Physician involvement in sexuality education began in 1904, when dermatologist Prince Morrow, MD published Social Disease and Marriage. His goal was to protect women whose husbands were bringing home sexually transmitted infections (then called venereal disease) from prostitutes.
Sexuality education and medicine became more enmeshed when other physicians and the American Purity Alliance joined Morrow’s work to reduce STIs disease as a way to promote sexual morality. Today, healthcare providers don’t usually discuss sexual morality with patients, but you are an important source of information about sexuality.
Sexuality education is a lifelong process of acquiring information and forming attitudes, beliefs, and values about identity, relationships, and intimacy. Sexual health and decision making are critical aspects of sexuality education, and you may have more opportunities to educate patients than you may realize.
The Breadth of Patient Sexuality
If you limit your exam room consultation to discussions of the function and health of sexual organs only, you risk missing out on information that could have an impact on a patient’s sexual health and overall wellness. There are five categories of sexuality that comprise every person’s sexual being:
- Sensuality = awareness, acceptance and enjoyment of our own or others’ bodies.
- Intimacy = the degree to which we express and have a need for closeness with another person.
- Sexual identity = how we perceive ourselves as sexual beings in terms of sex, gender, orientation, expression.
- Sexual health and reproduction = attitudes and behaviors toward our health and the potential consequences of vaginal, oral, and anal intercourse.
- Sexualization = using sex or sexuality to influence, manipulate, or control others.
The area of sexuality healthcare providers address most often is sexual health and reproduction for two reasons: it is where most acute medical issues fall, and there are fewer gray areas that can be time-consuming to discuss.

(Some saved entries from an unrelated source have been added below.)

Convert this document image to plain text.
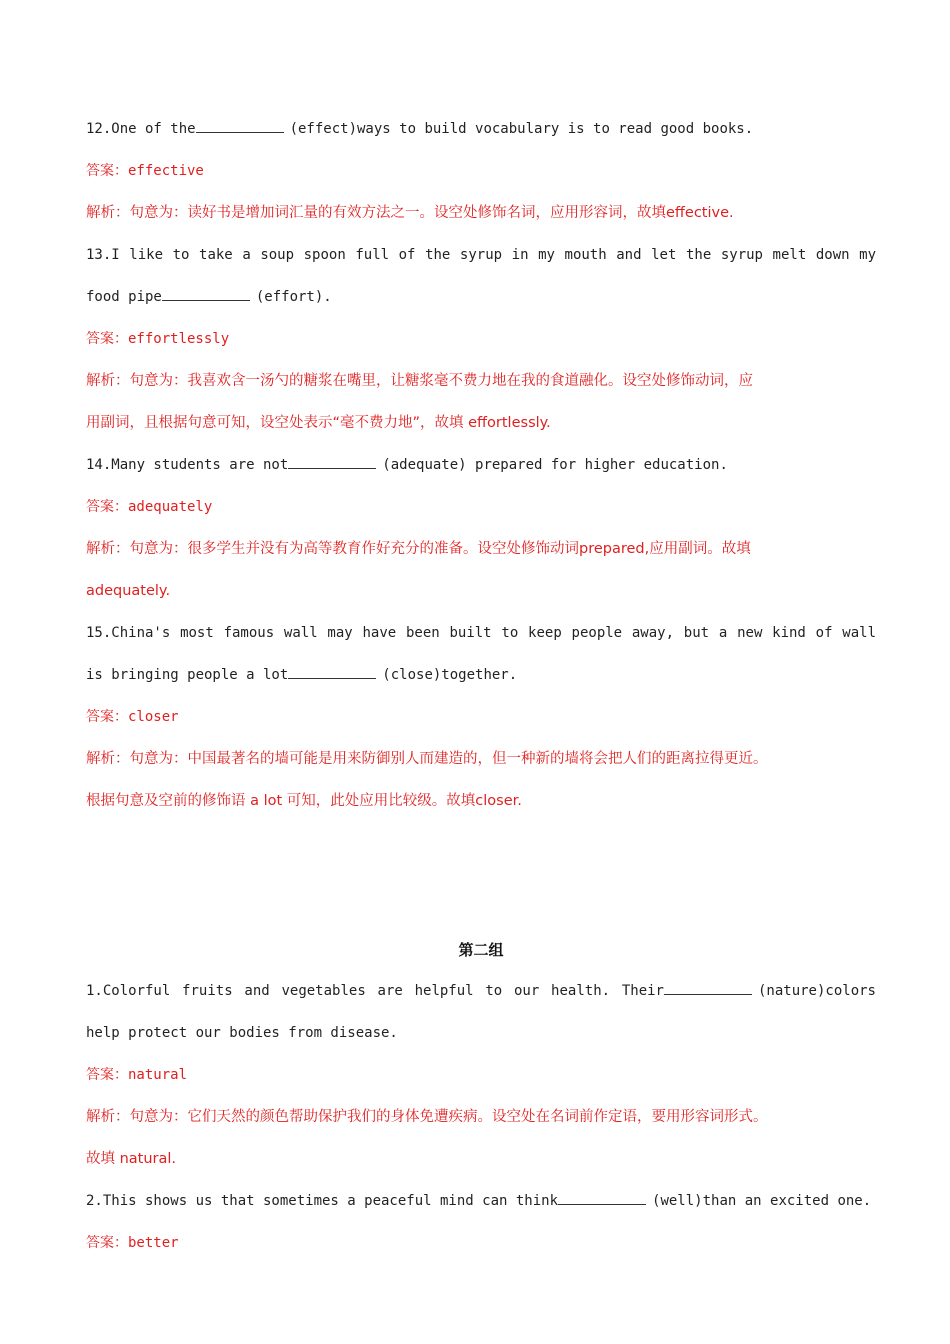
12.One of the	(effect)ways to build vocabulary is to read good books.
答案：effective
解析：句意为：读好书是增加词汇量的有效方法之一。设空处修饰名词，应用形容词，故填effective.
13.I like to take a soup spoon full of the syrup in my mouth and let the syrup melt down my food pipe	(effort).
答案：effortlessly
解析：句意为：我喜欢含一汤勺的糖浆在嘴里，让糖浆毫不费力地在我的食道融化。设空处修饰动词，应
用副词，且根据句意可知，设空处表示“毫不费力地”，故填 effortlessly.
14.Many students are not	(adequate) prepared for higher education.
答案：adequately
解析：句意为：很多学生并没有为高等教育作好充分的准备。设空处修饰动词prepared,应用副词。故填
adequately.
15.China's most famous wall may have been built to keep people away, but a new kind of wall is bringing people a lot	(close)together.
答案：closer
解析：句意为：中国最著名的墙可能是用来防御别人而建造的，但一种新的墙将会把人们的距离拉得更近。
根据句意及空前的修饰语 a lot 可知，此处应用比较级。故填closer.
第二组
1.Colorful fruits and vegetables are helpful to our health. Their	(nature)colors help protect our bodies from disease.
答案：natural
解析：句意为：它们天然的颜色帮助保护我们的身体免遭疾病。设空处在名词前作定语，要用形容词形式。
故填 natural.
2.This shows us that sometimes a peaceful mind can think	(well)than an excited one.
答案：better
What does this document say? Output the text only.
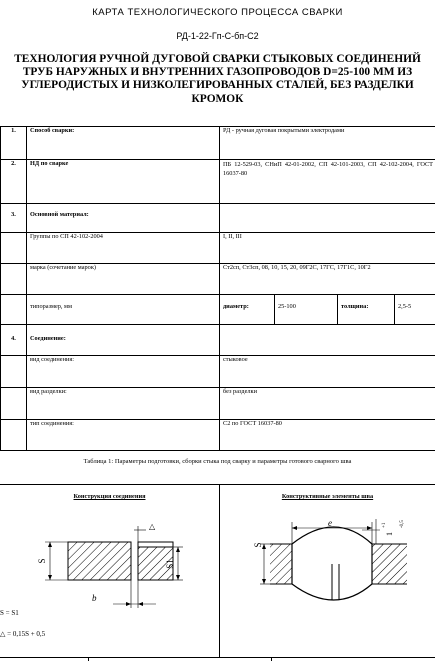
КАРТА ТЕХНОЛОГИЧЕСКОГО ПРОЦЕССА СВАРКИ
РД-1-22-Гп-С-бп-С2
ТЕХНОЛОГИЯ РУЧНОЙ ДУГОВОЙ СВАРКИ СТЫКОВЫХ СОЕДИНЕНИЙ ТРУБ НАРУЖНЫХ И ВНУТРЕННИХ ГАЗОПРОВОДОВ D=25-100 ММ ИЗ УГЛЕРОДИСТЫХ И НИЗКОЛЕГИРОВАННЫХ СТАЛЕЙ, БЕЗ РАЗДЕЛКИ КРОМОК
1.	Способ сварки:	РД - ручная дуговая покрытыми электродами			
2.	НД по сварке	ПБ 12-529-03, СНиП 42-01-2002, СП 42-101-2003, СП 42-102-2004, ГОСТ 16037-80			
3.	Основной материал:				
	Группы по СП 42-102-2004	I, II, III			
	марка (сочетание марок)	Ст2сп, Ст3сп, 08, 10, 15, 20, 09Г2С, 17ГС, 17Г1С, 10Г2			
	типоразмер, мм	диаметр:	25-100	толщина:	2,5-5
4.	Соединение:				
	вид соединения:	стыковое			
	вид разделки:	без разделки			
	тип соединения:	С2 по ГОСТ 16037-80			
Таблица 1: Параметры подготовки, сборки стыка под сварку и параметры готового сварного шва
Конструкция соединения	Конструктивные элементы шва
S	S1
△
b
S
e
1
+1	-0,5
S = S1
△ = 0,15S + 0,5
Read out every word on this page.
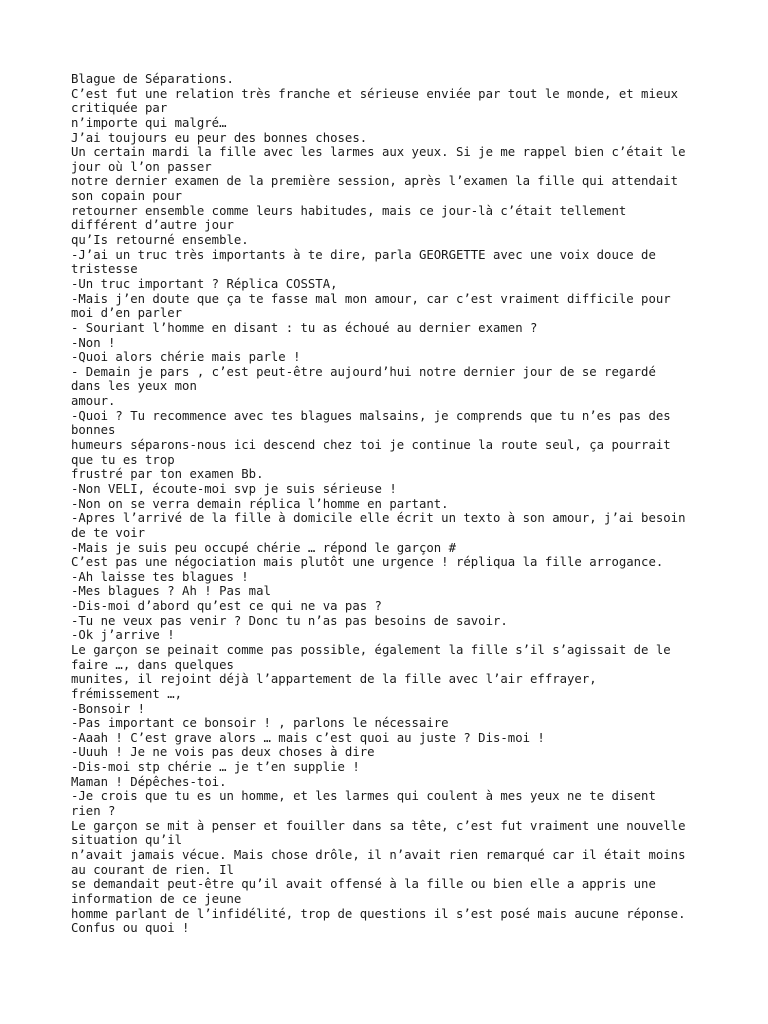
Blague de Séparations.
C’est fut une relation très franche et sérieuse enviée par tout le monde, et mieux
critiquée par
n’importe qui malgré…
J’ai toujours eu peur des bonnes choses.
Un certain mardi la fille avec les larmes aux yeux. Si je me rappel bien c’était le
jour où l’on passer
notre dernier examen de la première session, après l’examen la fille qui attendait
son copain pour
retourner ensemble comme leurs habitudes, mais ce jour-là c’était tellement
différent d’autre jour
qu’Is retourné ensemble.
-J’ai un truc très importants à te dire, parla GEORGETTE avec une voix douce de
tristesse
-Un truc important ? Réplica COSSTA,
-Mais j’en doute que ça te fasse mal mon amour, car c’est vraiment difficile pour
moi d’en parler
- Souriant l’homme en disant : tu as échoué au dernier examen ?
-Non !
-Quoi alors chérie mais parle !
- Demain je pars , c’est peut-être aujourd’hui notre dernier jour de se regardé
dans les yeux mon
amour.
-Quoi ? Tu recommence avec tes blagues malsains, je comprends que tu n’es pas des
bonnes
humeurs séparons-nous ici descend chez toi je continue la route seul, ça pourrait
que tu es trop
frustré par ton examen Bb.
-Non VELI, écoute-moi svp je suis sérieuse !
-Non on se verra demain réplica l’homme en partant.
-Apres l’arrivé de la fille à domicile elle écrit un texto à son amour, j’ai besoin
de te voir
-Mais je suis peu occupé chérie … répond le garçon #
C’est pas une négociation mais plutôt une urgence ! répliqua la fille arrogance.
-Ah laisse tes blagues !
-Mes blagues ? Ah ! Pas mal
-Dis-moi d’abord qu’est ce qui ne va pas ?
-Tu ne veux pas venir ? Donc tu n’as pas besoins de savoir.
-Ok j’arrive !
Le garçon se peinait comme pas possible, également la fille s’il s’agissait de le
faire …, dans quelques
munites, il rejoint déjà l’appartement de la fille avec l’air effrayer,
frémissement …,
-Bonsoir !
-Pas important ce bonsoir ! , parlons le nécessaire
-Aaah ! C’est grave alors … mais c’est quoi au juste ? Dis-moi !
-Uuuh ! Je ne vois pas deux choses à dire
-Dis-moi stp chérie … je t’en supplie !
Maman ! Dépêches-toi.
-Je crois que tu es un homme, et les larmes qui coulent à mes yeux ne te disent
rien ?
Le garçon se mit à penser et fouiller dans sa tête, c’est fut vraiment une nouvelle
situation qu’il
n’avait jamais vécue. Mais chose drôle, il n’avait rien remarqué car il était moins
au courant de rien. Il
se demandait peut-être qu’il avait offensé à la fille ou bien elle a appris une
information de ce jeune
homme parlant de l’infidélité, trop de questions il s’est posé mais aucune réponse.
Confus ou quoi !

However, the other areas of sexuality are less concrete but equally important to discuss, as these examples illustrate:
- Patients may avoid sexual intercourse or masturbation because they believe genitals are ugly or shameful
- Patients may not experience sexual pleasure because they don’t understand their sexual anatomy or the sexual response cycle
- A partner’s turn-ons may hurt your patient emotionally or physically
- A patient may be struggling with gender identity or sexual sexual identity
- A patient may be too embarrassed to disclose sexual coercion/abuse
Research shows that patients often fear being judged by their providers or being embarrassed, so they may not bring up their concerns. Be sure to open the door to conversations about sexuality — One quick way to begin is to ask, “If there were anything you would change about your sex life?”